SQL Server Unicode Madness: N'' is Null, but not Quite, Null is not Null, and N'' is N'Ǹ' ... What?!?!
Recently a customer asked me funny things. He came across with the following queries:
declare @tmp table (charvalue nvarchar(10), othervalue int);
insert into @tmp values (N'', 4326);
So far, so good. But querying this tiny table variable in a certain way can be very surprising:
select * from @tmp where charvalue = N'Ǹ';
Note the N has an "accent grave".
We expect an empty result set, because an N with whatever accent on its top is very much different from an empty string, right?
This came out:
charvalue othervalue
4326
So, I thought this could need some further investigation. I wanted to find out what the unicode value for "charvalue" would be:
select unicode(charvalue),othervalue from @tmp
Surprising result:
othervalue
NULL 4326
So, according to this result, N'' is null. My professor always told me it's not.
Ok, let's check that:
select * from @tmp where charvalue is null;
This returns
charvalue othervalue
Empty record set... Oops... this means that NULL is not NULL!
Confused? So am I.
Anyways, my customer asked me for a solution as he did not want the above record in his result set when he was filtering for N``'Ǹ'
.
I proposed this type of query to him:
select * from @tmp where charvalue = N'Ǹ' and charvalue !=N'';
This works.
Well, if you don't like it try this which also works fine:
select * from @tmp where charvalue = N'Ǹ' collate SQL_Latin1_General_CP850_BIN2
Both, SQL Server 2008R2 and 2012 have the same opinion on this matter.

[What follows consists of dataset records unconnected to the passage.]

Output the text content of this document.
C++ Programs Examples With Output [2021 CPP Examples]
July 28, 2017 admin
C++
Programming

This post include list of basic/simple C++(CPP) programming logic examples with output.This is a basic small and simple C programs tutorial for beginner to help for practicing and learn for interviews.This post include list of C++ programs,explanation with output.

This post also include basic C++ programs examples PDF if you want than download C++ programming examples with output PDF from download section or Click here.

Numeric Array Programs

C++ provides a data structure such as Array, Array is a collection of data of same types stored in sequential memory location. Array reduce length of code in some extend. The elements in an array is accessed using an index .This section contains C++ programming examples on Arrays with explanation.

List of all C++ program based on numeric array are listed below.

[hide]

Now, is it a bug or a feature?
======================== Update
I filed a connect item and received the following answer:
Quote:
"Thanks for submitting this feedback.
The behavior you are seeing is in fact by design if you are using the default collation for most locales (SQL_Latin1_general_CP1_CI_AS).
In general, I would recommend using a Windows collation at the instance or database level, for example Latin1_general_100_CI_AS_KS_WS.
You can also specify the collation in the query. For example, the following will return an empty result set.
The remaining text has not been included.